To’ak- The World’s Most Expensive Chocolate

 Toak is the world’s most expensive chocolate.

The founders of this rare and special Ecuadorian chocolate recently launched two new editions – the Single Malt Islay Cask Matured, which was aged for two years in a Laphroaig Scotch whisky cask ($355 per 50-gram bar), and the El Niño Harvest 2016 ($275 per 50-gram bar), their terroir-driven labor of love. 

Toak produces small editions of single-origin Ecuadorian dark chocolate from the oldest and rarest variety of cacao on earth. The ground-breaking company based in Ecuador is also pioneering the art and science of aging chocolate in barrels and various other mediums.

And now, at long last, Toak is releasing two new limited editions, both of which have been many years in the making: Single Malt Islay Cask Matured, which was aged for two years in a Laphroaig Scotch whisky cask ($355 per 50-gram bar), and their terroir-driven labor of love, El Niño Harvest 2016 ($275 per 50-gram bar). Both editions are available for online purchase at www.toakchocolate.com, as well as at limited specialty retailers, including Harrod’s (London), 2 Beans (New York), Wally’s Wine & Spirits (Los Angeles), and Holly Boutique (Shanghaicity, China).

Toak’s Single Malt Islay Cask Matured dark chocolate is a marriage made in heaven for whiskey connoisseurs and chocolate enthusiasts alike. As it turns out, the co-founders of Toak Chocolate are also unabashed devotees of Scotch whisky—particularly, the peaty single malts of Islay, the most storied whiskey-producing region in Scotland. After sourcing a cask from Laphroaig, one of Islay’s most iconic distilleries, co-founders Carl Schweizer and Jerry Toth undertook the task of marrying Ecuador’s most precious dark chocolate with Scotland’s most charismatic whiskey. “Delicately infused with the peat and smoke of an Islay whiskey, the caramel and fruit notes of the chocolate come through on the other side, imbued with a savory breath of fresh air that is unlike anything we’ve ever tasted before, anywhere,” says Toth. Schweizer adds, “More than simply producing an interesting and unorthodox dark chocolate, the result of this union is surprisingly seductive.”

Akin to a once-in-a-decade vintage from Burgundy, Toak’s El Niño Harvest 2016 is the progeny of one of Ecuador’s most tumultuous cacao growing seasons in living memory.

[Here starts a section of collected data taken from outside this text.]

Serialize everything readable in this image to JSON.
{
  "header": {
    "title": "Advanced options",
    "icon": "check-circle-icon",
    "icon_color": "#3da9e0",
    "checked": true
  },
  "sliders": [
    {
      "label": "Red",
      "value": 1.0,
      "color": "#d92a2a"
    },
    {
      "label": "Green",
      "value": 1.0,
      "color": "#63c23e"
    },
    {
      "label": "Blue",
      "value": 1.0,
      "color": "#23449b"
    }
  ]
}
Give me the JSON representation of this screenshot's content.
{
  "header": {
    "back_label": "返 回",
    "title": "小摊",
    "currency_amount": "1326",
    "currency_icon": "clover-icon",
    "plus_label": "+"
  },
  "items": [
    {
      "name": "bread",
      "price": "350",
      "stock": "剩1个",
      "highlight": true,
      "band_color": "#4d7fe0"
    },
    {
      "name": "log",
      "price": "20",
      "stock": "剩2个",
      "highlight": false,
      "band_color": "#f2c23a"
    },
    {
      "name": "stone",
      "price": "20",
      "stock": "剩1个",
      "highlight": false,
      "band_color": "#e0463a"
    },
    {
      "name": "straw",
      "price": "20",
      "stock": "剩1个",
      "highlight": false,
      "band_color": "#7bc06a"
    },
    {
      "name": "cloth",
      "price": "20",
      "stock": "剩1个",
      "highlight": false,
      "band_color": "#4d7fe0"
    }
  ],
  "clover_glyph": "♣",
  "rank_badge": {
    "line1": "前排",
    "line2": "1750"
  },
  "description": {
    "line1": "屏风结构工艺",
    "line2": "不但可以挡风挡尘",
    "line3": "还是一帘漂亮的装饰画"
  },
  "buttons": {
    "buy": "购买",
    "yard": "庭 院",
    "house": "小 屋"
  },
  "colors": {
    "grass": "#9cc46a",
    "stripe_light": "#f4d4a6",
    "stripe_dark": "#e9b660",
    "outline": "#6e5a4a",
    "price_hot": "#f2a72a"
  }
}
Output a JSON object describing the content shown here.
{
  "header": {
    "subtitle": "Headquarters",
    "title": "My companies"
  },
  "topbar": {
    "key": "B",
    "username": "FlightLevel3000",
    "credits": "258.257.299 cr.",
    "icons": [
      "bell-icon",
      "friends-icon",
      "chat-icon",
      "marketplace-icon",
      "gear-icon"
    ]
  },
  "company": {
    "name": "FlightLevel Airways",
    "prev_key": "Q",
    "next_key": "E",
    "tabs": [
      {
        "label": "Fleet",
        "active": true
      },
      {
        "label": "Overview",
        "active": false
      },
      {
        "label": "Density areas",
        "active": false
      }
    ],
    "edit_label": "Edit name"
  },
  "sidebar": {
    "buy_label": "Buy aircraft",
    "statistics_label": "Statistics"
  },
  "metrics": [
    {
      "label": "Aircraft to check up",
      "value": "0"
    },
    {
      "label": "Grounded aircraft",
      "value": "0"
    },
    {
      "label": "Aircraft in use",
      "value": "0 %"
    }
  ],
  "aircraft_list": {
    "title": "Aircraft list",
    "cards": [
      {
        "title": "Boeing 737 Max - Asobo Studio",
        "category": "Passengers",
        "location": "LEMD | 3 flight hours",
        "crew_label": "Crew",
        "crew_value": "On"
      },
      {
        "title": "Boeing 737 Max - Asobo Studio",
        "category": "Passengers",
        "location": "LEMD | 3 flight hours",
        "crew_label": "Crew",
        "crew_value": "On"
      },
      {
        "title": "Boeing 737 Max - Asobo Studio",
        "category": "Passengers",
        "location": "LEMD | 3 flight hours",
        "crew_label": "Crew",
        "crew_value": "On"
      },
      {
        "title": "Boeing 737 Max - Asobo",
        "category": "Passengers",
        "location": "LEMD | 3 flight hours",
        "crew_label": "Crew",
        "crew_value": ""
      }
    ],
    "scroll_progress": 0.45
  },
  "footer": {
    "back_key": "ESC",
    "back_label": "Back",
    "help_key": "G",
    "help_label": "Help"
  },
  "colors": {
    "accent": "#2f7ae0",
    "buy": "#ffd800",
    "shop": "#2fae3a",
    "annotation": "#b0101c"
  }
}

It survived the second most intense El Niño rains in recorded history followed suddenly by a severe drought during the critical ripening period, punctuated with the most destructive earthquake to hit Ecuador in sixty-five years. At the very end of the season, Toak managed to harvest a small crop of cacao that battled through war to reach maturity. Schweizer attributes the phenolic richness of this edition to the wild weather extremes the cacao trees were forced to adapt to during the course of the year. “This edition announces itself with a burst of flowers on the nose and a play of jasmine, wet forest, buttery citrus, ripe banana and dark fruit on the palate, with a subtle underlying touch of mint and eucalyptus throughout the entire ride,” says Toth.